No caminho de regresso a casa, fui matutando naquela frase, repetindo-a na minha cabeça até ser quase um eco. Troquei o elevador pelas escadas, tal era a pressa, e irrompi porta adentro, empunhando o saco das compras como uma espada e declarando que ia morrer.
Olhei, triunfante, para a minha audiência, não sei se esperando uma ovação ou uma reprimenda, mas vi-os suspensos: a minha mãe com uma batata meio descascada na mão; o meu pai com o jornal meio descaído sobre a mesa. Depois, como se uma mão invisível tivesse ligado um interruptor, a batata ficou descascada por inteiro, e o jornal foi sacudido e esticado.

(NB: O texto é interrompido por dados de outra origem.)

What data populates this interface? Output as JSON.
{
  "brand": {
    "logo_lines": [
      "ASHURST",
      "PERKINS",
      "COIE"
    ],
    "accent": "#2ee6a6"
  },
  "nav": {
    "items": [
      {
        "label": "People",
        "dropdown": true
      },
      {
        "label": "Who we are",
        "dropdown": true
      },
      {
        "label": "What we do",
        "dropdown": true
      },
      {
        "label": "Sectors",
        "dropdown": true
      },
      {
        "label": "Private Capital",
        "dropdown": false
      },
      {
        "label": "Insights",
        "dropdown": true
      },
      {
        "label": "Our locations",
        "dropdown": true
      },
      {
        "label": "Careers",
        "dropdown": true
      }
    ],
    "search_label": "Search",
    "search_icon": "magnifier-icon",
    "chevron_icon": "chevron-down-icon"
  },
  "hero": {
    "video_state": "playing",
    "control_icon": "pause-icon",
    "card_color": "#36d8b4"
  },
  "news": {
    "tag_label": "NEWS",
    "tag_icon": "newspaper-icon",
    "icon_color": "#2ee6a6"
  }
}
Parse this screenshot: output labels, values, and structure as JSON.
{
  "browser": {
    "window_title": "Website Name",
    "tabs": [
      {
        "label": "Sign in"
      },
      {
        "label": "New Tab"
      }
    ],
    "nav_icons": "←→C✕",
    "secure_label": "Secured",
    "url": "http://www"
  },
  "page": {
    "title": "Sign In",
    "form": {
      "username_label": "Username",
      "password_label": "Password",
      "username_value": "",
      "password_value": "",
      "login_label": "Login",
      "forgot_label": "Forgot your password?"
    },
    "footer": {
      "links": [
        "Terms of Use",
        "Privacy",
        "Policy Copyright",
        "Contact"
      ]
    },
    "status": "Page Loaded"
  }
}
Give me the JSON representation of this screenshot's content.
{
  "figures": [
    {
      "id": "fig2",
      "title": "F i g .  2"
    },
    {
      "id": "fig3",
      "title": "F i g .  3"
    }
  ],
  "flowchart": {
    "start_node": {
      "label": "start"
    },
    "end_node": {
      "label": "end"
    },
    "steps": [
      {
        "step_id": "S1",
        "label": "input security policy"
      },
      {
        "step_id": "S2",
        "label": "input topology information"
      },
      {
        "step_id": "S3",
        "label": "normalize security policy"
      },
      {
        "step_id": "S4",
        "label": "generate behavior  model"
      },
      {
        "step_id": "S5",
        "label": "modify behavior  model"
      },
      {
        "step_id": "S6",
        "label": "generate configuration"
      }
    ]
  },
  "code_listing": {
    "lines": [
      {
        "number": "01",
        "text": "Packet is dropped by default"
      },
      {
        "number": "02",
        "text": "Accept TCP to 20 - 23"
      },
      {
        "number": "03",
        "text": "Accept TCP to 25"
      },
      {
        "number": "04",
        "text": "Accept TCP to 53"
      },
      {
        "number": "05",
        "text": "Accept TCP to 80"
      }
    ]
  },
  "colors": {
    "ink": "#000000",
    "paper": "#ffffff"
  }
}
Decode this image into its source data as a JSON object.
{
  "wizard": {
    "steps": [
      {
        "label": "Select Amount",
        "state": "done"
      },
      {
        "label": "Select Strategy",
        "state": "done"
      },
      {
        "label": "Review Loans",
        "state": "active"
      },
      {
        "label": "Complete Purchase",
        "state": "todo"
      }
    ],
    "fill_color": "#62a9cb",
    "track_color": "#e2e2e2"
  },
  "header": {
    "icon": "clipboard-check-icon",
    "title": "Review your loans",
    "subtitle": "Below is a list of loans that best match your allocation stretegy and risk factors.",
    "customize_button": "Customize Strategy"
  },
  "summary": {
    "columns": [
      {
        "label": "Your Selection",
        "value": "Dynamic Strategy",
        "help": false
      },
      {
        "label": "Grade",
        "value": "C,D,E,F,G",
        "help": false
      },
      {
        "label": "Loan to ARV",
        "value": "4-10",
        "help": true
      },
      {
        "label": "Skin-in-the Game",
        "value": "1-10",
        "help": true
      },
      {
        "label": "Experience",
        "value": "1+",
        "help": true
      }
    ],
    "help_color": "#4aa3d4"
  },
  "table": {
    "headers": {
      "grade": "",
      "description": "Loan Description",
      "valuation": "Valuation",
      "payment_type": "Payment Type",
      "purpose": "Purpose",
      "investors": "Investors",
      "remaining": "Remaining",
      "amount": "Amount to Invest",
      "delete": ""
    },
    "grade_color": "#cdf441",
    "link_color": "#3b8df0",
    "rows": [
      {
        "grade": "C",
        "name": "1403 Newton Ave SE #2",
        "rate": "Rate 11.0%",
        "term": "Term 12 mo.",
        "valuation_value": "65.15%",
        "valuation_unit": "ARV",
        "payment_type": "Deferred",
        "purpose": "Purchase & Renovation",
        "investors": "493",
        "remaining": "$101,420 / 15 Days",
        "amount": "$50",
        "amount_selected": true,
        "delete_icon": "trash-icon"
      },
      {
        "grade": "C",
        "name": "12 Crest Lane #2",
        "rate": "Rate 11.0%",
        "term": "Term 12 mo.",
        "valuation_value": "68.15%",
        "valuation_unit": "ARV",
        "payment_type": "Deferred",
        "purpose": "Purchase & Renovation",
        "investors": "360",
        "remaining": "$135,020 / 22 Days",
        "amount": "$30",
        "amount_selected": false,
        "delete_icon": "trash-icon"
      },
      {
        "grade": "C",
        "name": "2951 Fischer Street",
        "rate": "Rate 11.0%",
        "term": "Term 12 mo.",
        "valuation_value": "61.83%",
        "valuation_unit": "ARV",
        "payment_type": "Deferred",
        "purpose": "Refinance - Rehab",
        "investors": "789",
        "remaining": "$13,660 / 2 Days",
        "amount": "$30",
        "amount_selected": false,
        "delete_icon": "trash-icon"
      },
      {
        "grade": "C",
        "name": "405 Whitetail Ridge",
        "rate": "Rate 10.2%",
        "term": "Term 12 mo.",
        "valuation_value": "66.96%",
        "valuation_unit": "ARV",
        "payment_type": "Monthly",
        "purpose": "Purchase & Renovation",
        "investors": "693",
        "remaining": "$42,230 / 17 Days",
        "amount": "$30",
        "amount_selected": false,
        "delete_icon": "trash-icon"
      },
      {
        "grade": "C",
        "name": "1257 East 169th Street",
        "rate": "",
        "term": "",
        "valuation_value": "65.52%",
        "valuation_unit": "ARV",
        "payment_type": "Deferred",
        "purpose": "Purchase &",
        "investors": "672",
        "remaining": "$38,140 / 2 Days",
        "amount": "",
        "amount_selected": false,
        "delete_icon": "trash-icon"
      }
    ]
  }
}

Os meus pais suspiraram e mandaram-me arrumar o quarto até ser hora de almoçar.
Nesse dia, numa folha arrancada a um caderno, escrevi: «Vou morrer. Lara, 7 anos.» Dobrei aquela declaração e decidi tê-la sempre comigo; não com medo de que a descobrissem, mas para ir anotando as várias ideias que iria ter sobre o assunto.
No dia da minha morte, tinha-se transformado num papel amarelado e rabiscado, com diferentes cores, um registo do meu plano e das suas alterações ao longo dos anos:
Vou morrer. Lara, 7 anos.
Vou morrer aos 15 anos. Lara, 13 anos.
Vou morrer aos 23 anos. Lara, 18 anos.
Vou morrer depois de fazer todas as viagens que quero fazer, de ler todos os livros que quero ler e de ver todos os filmes que quero ver. Lara, 21 anos.
Vou morrer aos 49 anos. Lara, 24 anos. Fazer lista de coisas que tenho de resolver até lá e lista de pessoas a informar da minha morte. Decidir melhor forma de morrer.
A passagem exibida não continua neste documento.